Part of my issue is that, while milk is a source of calcium, it does not prevent fractures in elderly women. In combination with vitamin D it does alter the way the bones look, but that doesn’t translate to protection. Have a look at the seventy-five thousand person lifetime study: “The 3-year risk of any fracture combined or separately was not associated with intake of calcium or vitamin D.”
Milk is also promoted for all populations, and is very commonly advertised by African-American or Asian athletes. But reasonable estimates of African Americans show “approximately three fourths of African-Americans have the potential for symptoms of lactose intolerance.” A new slogan: “Milk: It Gives a Body Gas” did not make the Dairy Board cut. The intolerance of most ethnic groups to large quantities of milk has been known since the 1960′s.
I’ve also been known to cite the data on the correlation between cow’s milk intake and the risk of autoimmune diabetes in genetically susceptible populations. But I was unprepared by a new researcher’s thoughts on the possibility that milk might be promoting beta cell increased division and leaving us open to insulin resistant diabetes.
Here’s the abstract. It’s worth thinking about, and maybe even a dietary change would be in order for prediabetics.
Milk signalling in the pathogenesis of type 2 diabetes.

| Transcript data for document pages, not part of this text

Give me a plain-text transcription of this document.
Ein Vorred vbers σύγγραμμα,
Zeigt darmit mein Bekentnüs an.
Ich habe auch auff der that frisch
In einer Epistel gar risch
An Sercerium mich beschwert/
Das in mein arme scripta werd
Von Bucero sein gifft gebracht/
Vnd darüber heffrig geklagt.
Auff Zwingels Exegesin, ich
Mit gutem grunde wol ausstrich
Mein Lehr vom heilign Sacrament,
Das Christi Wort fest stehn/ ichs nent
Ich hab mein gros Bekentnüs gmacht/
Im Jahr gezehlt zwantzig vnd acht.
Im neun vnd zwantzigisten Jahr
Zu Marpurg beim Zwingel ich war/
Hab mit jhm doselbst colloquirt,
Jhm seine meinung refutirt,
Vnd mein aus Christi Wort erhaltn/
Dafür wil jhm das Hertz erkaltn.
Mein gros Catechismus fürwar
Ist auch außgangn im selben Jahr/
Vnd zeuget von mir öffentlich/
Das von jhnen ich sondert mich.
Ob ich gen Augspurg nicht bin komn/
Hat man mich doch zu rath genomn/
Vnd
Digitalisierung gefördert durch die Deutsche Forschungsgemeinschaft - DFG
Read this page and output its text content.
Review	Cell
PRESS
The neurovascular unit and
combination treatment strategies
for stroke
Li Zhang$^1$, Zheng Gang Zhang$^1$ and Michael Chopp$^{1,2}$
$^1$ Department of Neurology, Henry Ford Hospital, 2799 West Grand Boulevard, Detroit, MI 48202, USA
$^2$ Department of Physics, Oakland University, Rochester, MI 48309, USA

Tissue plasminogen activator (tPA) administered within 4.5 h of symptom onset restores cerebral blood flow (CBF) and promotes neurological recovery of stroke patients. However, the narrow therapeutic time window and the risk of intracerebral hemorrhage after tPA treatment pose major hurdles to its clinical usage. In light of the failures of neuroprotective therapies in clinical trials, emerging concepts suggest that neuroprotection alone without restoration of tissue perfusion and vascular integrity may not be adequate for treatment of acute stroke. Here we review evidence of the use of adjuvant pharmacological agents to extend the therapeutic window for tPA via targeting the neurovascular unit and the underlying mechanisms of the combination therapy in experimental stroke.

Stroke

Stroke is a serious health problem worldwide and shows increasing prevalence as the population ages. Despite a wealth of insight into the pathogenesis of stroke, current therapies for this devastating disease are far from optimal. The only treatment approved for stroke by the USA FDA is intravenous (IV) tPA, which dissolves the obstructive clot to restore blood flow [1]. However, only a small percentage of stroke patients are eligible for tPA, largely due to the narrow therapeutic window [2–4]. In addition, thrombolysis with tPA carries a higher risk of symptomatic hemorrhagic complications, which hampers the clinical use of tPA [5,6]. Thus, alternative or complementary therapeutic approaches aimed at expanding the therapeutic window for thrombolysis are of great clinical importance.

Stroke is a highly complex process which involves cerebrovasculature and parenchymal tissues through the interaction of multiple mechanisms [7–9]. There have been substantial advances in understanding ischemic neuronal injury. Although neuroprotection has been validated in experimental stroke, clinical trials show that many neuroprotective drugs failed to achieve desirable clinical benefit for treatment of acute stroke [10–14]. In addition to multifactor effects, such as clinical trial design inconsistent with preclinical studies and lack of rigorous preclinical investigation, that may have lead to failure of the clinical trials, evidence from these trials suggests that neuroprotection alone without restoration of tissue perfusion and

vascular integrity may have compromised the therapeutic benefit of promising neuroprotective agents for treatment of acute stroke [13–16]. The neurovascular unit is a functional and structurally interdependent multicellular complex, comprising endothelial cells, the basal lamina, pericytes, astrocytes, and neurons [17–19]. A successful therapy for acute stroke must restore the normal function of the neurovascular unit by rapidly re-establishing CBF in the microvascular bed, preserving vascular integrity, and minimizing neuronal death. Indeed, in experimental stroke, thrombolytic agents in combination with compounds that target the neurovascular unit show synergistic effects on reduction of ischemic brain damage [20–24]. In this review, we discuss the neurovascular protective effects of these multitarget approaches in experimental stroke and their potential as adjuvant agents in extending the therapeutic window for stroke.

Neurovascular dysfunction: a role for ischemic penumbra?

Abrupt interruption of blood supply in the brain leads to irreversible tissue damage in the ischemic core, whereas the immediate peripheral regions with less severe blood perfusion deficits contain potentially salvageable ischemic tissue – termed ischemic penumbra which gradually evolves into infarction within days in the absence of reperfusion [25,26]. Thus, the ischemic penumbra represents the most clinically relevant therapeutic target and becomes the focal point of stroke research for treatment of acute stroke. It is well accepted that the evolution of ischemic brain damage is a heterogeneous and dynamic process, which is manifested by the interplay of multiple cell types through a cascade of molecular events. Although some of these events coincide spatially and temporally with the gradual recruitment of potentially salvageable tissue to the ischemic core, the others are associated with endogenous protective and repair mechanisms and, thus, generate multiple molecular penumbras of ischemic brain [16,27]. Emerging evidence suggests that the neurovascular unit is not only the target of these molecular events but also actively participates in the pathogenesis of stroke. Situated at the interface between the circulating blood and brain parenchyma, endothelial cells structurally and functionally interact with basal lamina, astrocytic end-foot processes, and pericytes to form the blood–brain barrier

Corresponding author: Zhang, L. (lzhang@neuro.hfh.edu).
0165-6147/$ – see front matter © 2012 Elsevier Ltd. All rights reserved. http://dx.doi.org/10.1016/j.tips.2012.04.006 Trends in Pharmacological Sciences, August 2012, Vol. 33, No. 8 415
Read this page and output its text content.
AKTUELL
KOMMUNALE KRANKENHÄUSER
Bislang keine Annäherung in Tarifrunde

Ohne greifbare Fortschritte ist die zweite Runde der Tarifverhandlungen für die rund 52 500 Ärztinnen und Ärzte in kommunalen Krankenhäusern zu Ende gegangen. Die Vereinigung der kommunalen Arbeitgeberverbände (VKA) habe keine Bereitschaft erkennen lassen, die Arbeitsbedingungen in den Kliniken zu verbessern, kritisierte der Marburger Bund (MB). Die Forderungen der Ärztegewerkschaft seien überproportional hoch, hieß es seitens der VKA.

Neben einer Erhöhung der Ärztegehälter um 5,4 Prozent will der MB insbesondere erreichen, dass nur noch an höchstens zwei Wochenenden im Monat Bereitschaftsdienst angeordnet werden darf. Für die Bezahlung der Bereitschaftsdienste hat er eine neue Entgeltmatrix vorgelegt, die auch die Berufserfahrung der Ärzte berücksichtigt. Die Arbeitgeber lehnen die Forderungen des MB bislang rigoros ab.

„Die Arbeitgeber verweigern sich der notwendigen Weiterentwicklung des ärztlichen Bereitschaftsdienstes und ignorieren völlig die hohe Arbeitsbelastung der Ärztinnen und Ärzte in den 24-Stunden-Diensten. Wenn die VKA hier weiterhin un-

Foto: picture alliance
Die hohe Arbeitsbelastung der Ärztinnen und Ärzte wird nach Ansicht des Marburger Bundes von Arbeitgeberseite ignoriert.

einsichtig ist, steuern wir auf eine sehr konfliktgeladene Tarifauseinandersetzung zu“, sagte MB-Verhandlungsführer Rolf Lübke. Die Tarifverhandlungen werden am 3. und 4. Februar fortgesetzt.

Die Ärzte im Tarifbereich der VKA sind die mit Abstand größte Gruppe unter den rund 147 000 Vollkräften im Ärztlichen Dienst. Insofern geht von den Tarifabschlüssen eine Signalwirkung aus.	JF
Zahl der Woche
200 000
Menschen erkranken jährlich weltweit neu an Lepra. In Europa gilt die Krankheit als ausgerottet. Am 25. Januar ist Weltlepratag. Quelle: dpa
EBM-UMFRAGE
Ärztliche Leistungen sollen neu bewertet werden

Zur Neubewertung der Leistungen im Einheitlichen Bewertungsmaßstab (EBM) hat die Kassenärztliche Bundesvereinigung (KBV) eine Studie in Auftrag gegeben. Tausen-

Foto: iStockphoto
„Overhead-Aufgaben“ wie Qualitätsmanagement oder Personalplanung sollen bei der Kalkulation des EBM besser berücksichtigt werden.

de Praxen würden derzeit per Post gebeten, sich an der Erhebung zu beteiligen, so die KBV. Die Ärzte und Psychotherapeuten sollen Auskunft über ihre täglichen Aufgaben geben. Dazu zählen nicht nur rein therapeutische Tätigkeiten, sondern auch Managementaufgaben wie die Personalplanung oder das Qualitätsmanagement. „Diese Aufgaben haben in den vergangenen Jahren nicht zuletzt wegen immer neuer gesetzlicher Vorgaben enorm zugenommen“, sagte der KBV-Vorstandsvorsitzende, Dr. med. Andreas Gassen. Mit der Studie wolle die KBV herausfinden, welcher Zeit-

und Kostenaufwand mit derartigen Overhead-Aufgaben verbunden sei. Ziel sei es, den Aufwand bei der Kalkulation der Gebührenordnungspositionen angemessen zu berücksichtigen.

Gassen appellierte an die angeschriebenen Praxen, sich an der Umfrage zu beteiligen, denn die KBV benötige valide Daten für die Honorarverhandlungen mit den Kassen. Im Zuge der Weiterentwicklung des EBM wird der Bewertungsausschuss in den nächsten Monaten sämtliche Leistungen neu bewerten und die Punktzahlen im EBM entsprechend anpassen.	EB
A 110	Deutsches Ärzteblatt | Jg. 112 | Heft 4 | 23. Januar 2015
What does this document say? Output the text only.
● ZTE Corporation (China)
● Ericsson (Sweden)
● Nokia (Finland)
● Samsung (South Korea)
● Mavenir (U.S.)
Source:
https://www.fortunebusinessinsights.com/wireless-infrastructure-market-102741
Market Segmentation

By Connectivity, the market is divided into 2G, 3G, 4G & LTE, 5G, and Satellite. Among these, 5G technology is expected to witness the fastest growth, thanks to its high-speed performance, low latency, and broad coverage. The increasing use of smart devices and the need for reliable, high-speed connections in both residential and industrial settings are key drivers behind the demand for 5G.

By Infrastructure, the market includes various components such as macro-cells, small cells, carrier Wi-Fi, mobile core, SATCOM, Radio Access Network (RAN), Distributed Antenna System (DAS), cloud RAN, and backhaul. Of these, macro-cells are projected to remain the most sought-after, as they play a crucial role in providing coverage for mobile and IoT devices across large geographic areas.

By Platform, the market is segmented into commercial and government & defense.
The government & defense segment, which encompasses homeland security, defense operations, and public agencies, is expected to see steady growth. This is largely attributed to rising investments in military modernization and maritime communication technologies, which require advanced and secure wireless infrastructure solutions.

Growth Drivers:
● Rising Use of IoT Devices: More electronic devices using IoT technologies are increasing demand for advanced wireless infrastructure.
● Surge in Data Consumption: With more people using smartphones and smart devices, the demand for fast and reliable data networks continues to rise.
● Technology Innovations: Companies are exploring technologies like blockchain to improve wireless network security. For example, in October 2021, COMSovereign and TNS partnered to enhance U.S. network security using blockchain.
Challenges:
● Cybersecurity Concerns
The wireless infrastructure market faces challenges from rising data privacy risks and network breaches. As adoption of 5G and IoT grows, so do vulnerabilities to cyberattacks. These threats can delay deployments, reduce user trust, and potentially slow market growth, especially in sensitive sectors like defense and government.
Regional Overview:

Department of Dermatology, Environmental Medicine and Health Theory, University of Osnabrück, Osnabrück, Germany. firstname.lastname@example.org
The presented hypothesis identifies milk consumption as an environmental risk factor of Western diet promoting type 2 diabetes (T2D). Milk, commonly regarded as a valuable nutrient, exerts important endocrine functions as an insulinotropic, anabolic and mitogenic signalling system supporting neonatal growth and development. The presented hypothesis substantiates milk’s physiological role as a signalling system for pancreatic β-cell proliferation by milk’s ability to increase prolactin-, growth hormone and incretin-signalling. The proposed mechanism of milk-induced postnatal β-cell mass expansion mimics the adaptive prolactin-dependent proliferative changes observed in pregnancy. Milk signalling down-regulates the key transcription factor FoxO1 leading to up-regulation of insulin promoter factor-1 which stimulates β-cell proliferation, insulin secretion as well as coexpression of islet amyloid polypeptide (IAPP). The recent finding that adult rodent β-cells only proliferate by self-duplication is of crucial importance, because permanent milk consumption beyond the weaning period may continuously over-stimulate β-cell replication thereby accelerating the onset of replicative β-cell senescence. The long-term use of milk may thus increase endoplasmic reticulum (ER) stress and toxic IAPP oligomer formation by overloading the ER with cytotoxic IAPPs thereby promoting β-cell apoptosis. Both increased β-cell proliferation and β-cell apoptosis are hallmarks of T2D. This hypothesis gets support from clinical states of hyperprolactinaemia and progeria syndromes with early onset of cell senescence which are both associated with an increased incidence of T2D and share common features of milk signalling. Furthermore, the presented milk hypothesis of T2D is compatible with the concept of high ER stress in T2D and the toxic oligomer hypothesis of T2D and may explain the high association of T2D and Alzheimer disease.